Surveillance : le trop-plein de caméras ?
La Commission nationale de l’informatique et des libertés (CNIL) appelle à la tenue d’un débat démocratique sur les nouveaux usages des caméras de vidéosurveillance. Combinées notamment à de puissants algorithmes de reconnaissance faciale, elles posent le problème des libertés publiques et d’un fichage généralisé.
Caméras-piétons équipant certaines forces de l’ordre, utilisation de terminaux mobiles de particuliers comme à Nice avec une application pour smartphone, systèmes de vidéo «intelligente» capables de détecter des situations anormales sur la voie publique, dispositifs de suivi et de reconnaissance d’individus à l’aide de données biométriques, reconnaissance faciale, etc. : la vidéosurveillance a connu ces dernières années non seulement un développement grandissant dans les villes et parfois dans des villages mais elle a aussi connu un bond technologique très important.
À telle enseigne que la Commission nationale informatique et libertés (CNIL) vient de tirer la sonnette d’alarme en réclamant «la tenue d’un débat démocratique sur les nouveaux usages des caméras vidéo.»
«Ces technologies, sur lesquelles la CNIL est de plus en plus sollicitée, s’inscrivent dans une optique de prévention ou de répression des troubles à l’ordre public. La légitimité de cet objectif ne peut en tant que telle être contestée», assure l’autorité indépendante. «Mais ces dispositifs, qui s’articulent parfois avec des technologies de big data, soulèvent des enjeux importants pour les droits et libertés individuelles des citoyens. Le sentiment de surveillance renforcée, l’exploitation accrue et potentiellement à grande échelle de données personnelles, pour certaines sensibles (données biométriques), la restriction de la liberté d’aller et de venir anonymement, sont autant de problématiques essentielles pour le bon fonctionnement de notre société démocratique.»
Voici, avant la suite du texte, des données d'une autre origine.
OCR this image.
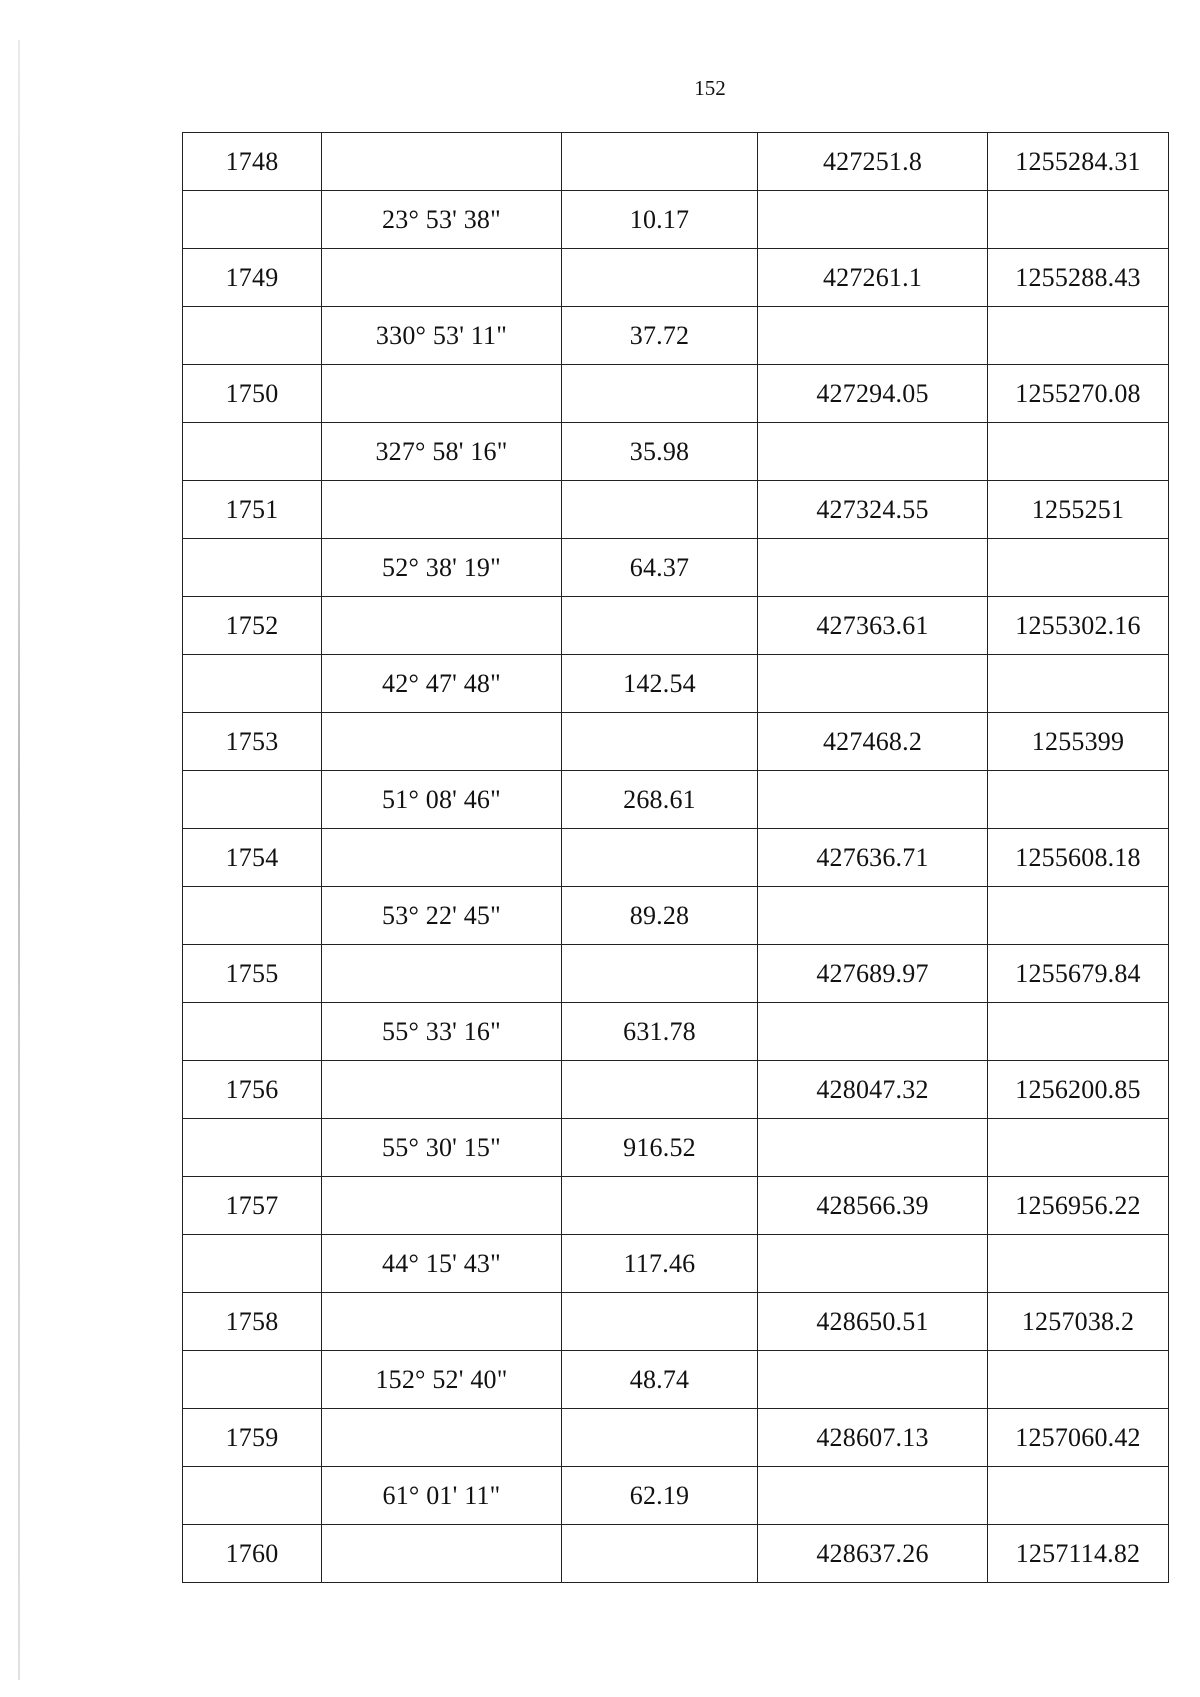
152
1748			427251.8	1255284.31
	23° 53' 38"	10.17		
1749			427261.1	1255288.43
	330° 53' 11"	37.72		
1750			427294.05	1255270.08
	327° 58' 16"	35.98		
1751			427324.55	1255251
	52° 38' 19"	64.37		
1752			427363.61	1255302.16
	42° 47' 48"	142.54		
1753			427468.2	1255399
	51° 08' 46"	268.61		
1754			427636.71	1255608.18
	53° 22' 45"	89.28		
1755			427689.97	1255679.84
	55° 33' 16"	631.78		
1756			428047.32	1256200.85
	55° 30' 15"	916.52		
1757			428566.39	1256956.22
	44° 15' 43"	117.46		
1758			428650.51	1257038.2
	152° 52' 40"	48.74		
1759			428607.13	1257060.42
	61° 01' 11"	62.19		
1760			428637.26	1257114.82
Nouveau cadre juridique nécessaire
La CNIL constate combien le cadre juridique est dépassé face à cette nouvelle donne de la vidéosurveillance. «Le cadre juridique actuel (est) précis sur certaines technologies (caméras fixes, certains usages de caméras-piétons) et certaines finalités (visionnage «simple» d’images) (mais) n’apporte en revanche pas nécessairement de réponse appropriée à l’ensemble des techniques et usages nouveaux», explique l’autorité.
Avant même l’établissement de nouveaux garde-fous, le travail de contrôle est d’ores et déjà très important et les manquements nombreux. «Dans ses rapports d’activité annuels, la CNIL pointe chaque année les contrôles qu’elle a faits et les manquements au droit qu’elle a constatés. Elle pointe dans des proportions non négligeables des manquements au droit, que ce soit la formation des agents, la configuration précise des logiciels pour que les caméras ne filment pas les parties privées, la présence de panneaux indiquant qu’on est filmé, etc.», explique Laurent Mucchielli, sociologue directeur de recherches au CNRS.
«Il est aujourd’hui impératif que des garde-fous soient prévus afin d’encadrer les finalités pour lesquelles (les nouveaux dispositifs) peuvent être déployés et prévenir tout mésusage des données traitées par leur biais», estime ainsi la CNIL, qui appelle «à ce que le législateur puis le pouvoir réglementaire se saisissent de ces questions.»